WAVES is coordinated by St George’s University, London, who are long time experts in OpenLabyrinth. This is a huge project involving health professional schools from many countries in Europe.
We are excited that the group is keen to explore the use of xAPI as a means of tracking activity metrics, and is also keen to work with Medbiquitous on forging common practices and Profiles around xAPI and Scenarios.
At the annual Medbiquitous Conference in Baltimore, OpenLabyrinth provided the underpinnings for a workshop demonstrating the capabilities of the Experience API (xAPI).
Using a simple Arduino computer, the team of Ellen Meiselman, Corey Albersworth, David Topps and Corey Wirun were able to track the stress levels of workshop participants as they played a very challenging series of OpenLabyrinth mini-cases.
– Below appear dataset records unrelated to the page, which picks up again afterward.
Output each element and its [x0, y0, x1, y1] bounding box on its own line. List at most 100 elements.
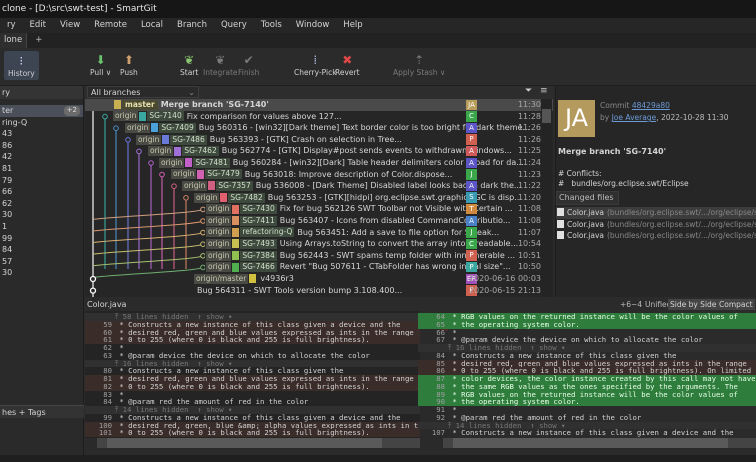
commit-row[interactable]: origin/master v4936r3 ER 2020-06-16 00:03: [85, 273, 553, 285]
menu-item-6[interactable]: Query: [214, 18, 254, 33]
sidebar-branch-item[interactable]: 1: [0, 221, 83, 233]
branch-ref-label[interactable]: SG-7482: [228, 192, 265, 203]
remote-ref-label[interactable]: origin: [206, 250, 232, 261]
menu-item-3[interactable]: Remote: [87, 18, 134, 33]
remote-ref-label[interactable]: origin: [159, 157, 185, 168]
repo-tab[interactable]: lone: [0, 33, 28, 48]
left-diff-pane[interactable]: ⤒ 58 lines hidden ↑ show ▾ 59 * Construct…: [85, 311, 420, 438]
commit-row[interactable]: Bug 564311 - SWT Tools version bump 3.10…: [85, 285, 553, 297]
branch-ref-label[interactable]: SG-7140: [147, 111, 184, 122]
commit-row[interactable]: origin SG-7482 Bug 563253 - [GTK][hidpi] o…: [85, 192, 553, 204]
tag-label[interactable]: v4936r3: [260, 273, 293, 285]
remote-ref-label[interactable]: origin: [206, 262, 232, 273]
side-by-side-button[interactable]: Side by Side: [668, 299, 719, 310]
branch-ref-label[interactable]: SG-7466: [240, 262, 277, 273]
remote-ref-label[interactable]: origin: [113, 111, 139, 122]
commit-row[interactable]: origin SG-7466 Revert "Bug 507611 - CTabFo…: [85, 261, 553, 273]
sidebar-branch-item[interactable]: 42: [0, 151, 83, 163]
remote-ref-label[interactable]: origin: [136, 134, 162, 145]
sidebar-branch-item[interactable]: 66: [0, 186, 83, 198]
branch-ref-label[interactable]: master: [122, 99, 158, 110]
history-button[interactable]: ⁝ History: [4, 51, 39, 80]
filter-icon[interactable]: ⏷: [525, 86, 532, 96]
sidebar-branch-item[interactable]: 99: [0, 233, 83, 245]
finish-button[interactable]: ✔ Finish: [238, 52, 259, 77]
menu-item-2[interactable]: View: [53, 18, 87, 33]
menu-item-7[interactable]: Tools: [254, 18, 289, 33]
menu-item-5[interactable]: Branch: [170, 18, 214, 33]
sidebar-branch-item[interactable]: 30: [0, 267, 83, 279]
changed-file-item[interactable]: Color.java (bundles/org.eclipse.swt/.../o…: [556, 207, 756, 219]
branch-ref-label[interactable]: SG-7462: [182, 146, 219, 157]
sidebar-branch-item[interactable]: 43: [0, 128, 83, 140]
branch-ref-label[interactable]: SG-7384: [240, 250, 277, 261]
graph-scrollbar[interactable]: [541, 99, 552, 297]
cherry-pick-button[interactable]: ⁞ Cherry-Pick: [294, 52, 337, 77]
right-diff-pane[interactable]: 64 * RGB values on the returned instance…: [418, 311, 756, 438]
branches-tags-header[interactable]: hes + Tags: [0, 405, 84, 418]
commit-row[interactable]: origin SG-7140 Fix comparison for values a…: [85, 111, 553, 123]
menu-item-8[interactable]: Window: [289, 18, 337, 33]
remote-ref-label[interactable]: origin: [171, 169, 197, 180]
commit-row[interactable]: origin SG-7409 Bug 560316 - [win32][Dark t…: [85, 122, 553, 134]
sidebar-branch-item[interactable]: 81: [0, 163, 83, 175]
branch-ref-label[interactable]: SG-7409: [159, 122, 196, 133]
sidebar-branch-item[interactable]: 79: [0, 175, 83, 187]
sidebar-branch-item[interactable]: 84: [0, 244, 83, 256]
remote-ref-label[interactable]: origin: [125, 122, 151, 133]
branch-ref-label[interactable]: SG-7357: [216, 180, 253, 191]
sidebar-branch-item[interactable]: 30: [0, 209, 83, 221]
menu-item-9[interactable]: Help: [336, 18, 369, 33]
commit-hash-link[interactable]: 48429a80: [632, 101, 670, 110]
branch-ref-label[interactable]: SG-7493: [240, 238, 277, 249]
commit-row[interactable]: origin SG-7481 Bug 560284 - [win32][Dark] …: [85, 157, 553, 169]
branch-ref-label[interactable]: SG-7479: [205, 169, 242, 180]
commit-row[interactable]: origin SG-7357 Bug 536008 - [Dark Theme] D…: [85, 180, 553, 192]
sidebar-branch-item[interactable]: 86: [0, 140, 83, 152]
changed-file-item[interactable]: Color.java (bundles/org.eclipse.swt/.../o…: [556, 219, 756, 231]
branch-ref-label[interactable]: SG-7481: [193, 157, 230, 168]
menu-item-4[interactable]: Local: [134, 18, 170, 33]
commit-row[interactable]: origin SG-7411 Bug 563407 - Icons from dis…: [85, 215, 553, 227]
changed-file-item[interactable]: Color.java (bundles/org.eclipse.swt/.../o…: [556, 230, 756, 242]
remote-ref-label[interactable]: origin: [194, 192, 220, 203]
left-horizontal-scrollbar[interactable]: [97, 438, 420, 448]
branch-ref-label[interactable]: SG-7430: [240, 204, 277, 215]
remote-ref-label[interactable]: origin: [182, 180, 208, 191]
scroll-thumb[interactable]: [542, 109, 551, 123]
menu-icon[interactable]: ≡: [540, 86, 548, 96]
remote-ref-label[interactable]: origin: [206, 238, 232, 249]
remote-ref-label[interactable]: origin/master: [194, 273, 249, 284]
start-button[interactable]: ❦ Start: [180, 52, 198, 77]
branch-filter-dropdown[interactable]: All branches ⌄: [87, 86, 199, 98]
changed-files-dropdown[interactable]: Changed files ∨: [556, 191, 619, 214]
commit-row[interactable]: origin SG-7462 Bug 562774 - [GTK] Display#…: [85, 145, 553, 157]
push-button[interactable]: ⬆ Push: [120, 52, 138, 77]
compact-button[interactable]: Compact: [717, 299, 755, 310]
commit-row[interactable]: origin refactoring-Q Bug 563451: Add a sav…: [85, 227, 553, 239]
sidebar-branch-item[interactable]: ring-Q: [0, 117, 83, 129]
integrate-button[interactable]: ❦ Integrate: [203, 52, 238, 77]
branch-ref-label[interactable]: SG-7486: [170, 134, 207, 145]
remote-ref-label[interactable]: origin: [206, 204, 232, 215]
sidebar-branch-item[interactable]: ter +2: [0, 105, 83, 117]
revert-button[interactable]: ✖ Revert: [335, 52, 360, 77]
commit-row[interactable]: master Merge branch 'SG-7140' JA 11:30: [85, 99, 553, 111]
sidebar-branch-item[interactable]: 62: [0, 198, 83, 210]
apply-stash-button[interactable]: ⇡ Apply Stash ∨: [393, 52, 445, 77]
right-horizontal-scrollbar[interactable]: [443, 438, 756, 448]
author-link[interactable]: Joe Average: [612, 113, 657, 122]
add-tab-button[interactable]: +: [27, 33, 50, 48]
sidebar-branch-item[interactable]: 57: [0, 256, 83, 268]
branch-ref-label[interactable]: refactoring-Q: [240, 227, 295, 238]
menu-item-1[interactable]: Edit: [23, 18, 53, 33]
commit-row[interactable]: origin SG-7384 Bug 562443 - SWT spams temp…: [85, 250, 553, 262]
remote-ref-label[interactable]: origin: [148, 146, 174, 157]
menu-item-0[interactable]: ry: [0, 18, 23, 33]
remote-ref-label[interactable]: origin: [206, 215, 232, 226]
remote-ref-label[interactable]: origin: [206, 227, 232, 238]
branch-ref-label[interactable]: SG-7411: [240, 215, 277, 226]
commit-row[interactable]: origin SG-7430 Fix for bug 562126 SWT Tool…: [85, 203, 553, 215]
commit-row[interactable]: origin SG-7479 Bug 563018: Improve descrip…: [85, 169, 553, 181]
commit-row[interactable]: origin SG-7493 Using Arrays.toString to co…: [85, 238, 553, 250]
Sensors on the Arduino continuously measured heart rate and galvanic skin response which, even on these cheap ($30) kits, were easily sensitive enough to detect subtle changes in stress levels.
We intentionally set a very tight set of timers on the case series so that participants were increasingly pushed to make very rapid decisions. The data from the sensors were collected in our GrassBlade LRS, along with xAPI statements from our OpenLabyrinth cases.
Seeing such simple technology providing quite sophisticated tracking of learner stress levels prompted a lot of vigorous discussion in the workshop on how such activity metrics can be used in other ways.
We really appreciate the collaboration and help we received from the xAPI community in pulling this workshop together. We had naively thought that, since both Arduino and xAPI are simple to work with, this would be a nice quick effort. Corey A ran into a lot of tiny but time consuming quirks and put in many hours in getting this all to work smoothly.
We especially want to acknowledge the detailed help we received from Pankaj Agrawal (GrassBlade LRS) and Andrew Downes (Watershed LRS) for their patience and troubleshooting. For some parts of the project, we had some quite sophisticated statement pulls from GrassBlade to Watershed, due to the collaboration of these folks. It really showed us how much more you can achieve by blending the capabilities of these various devices and platforms, using xAPI.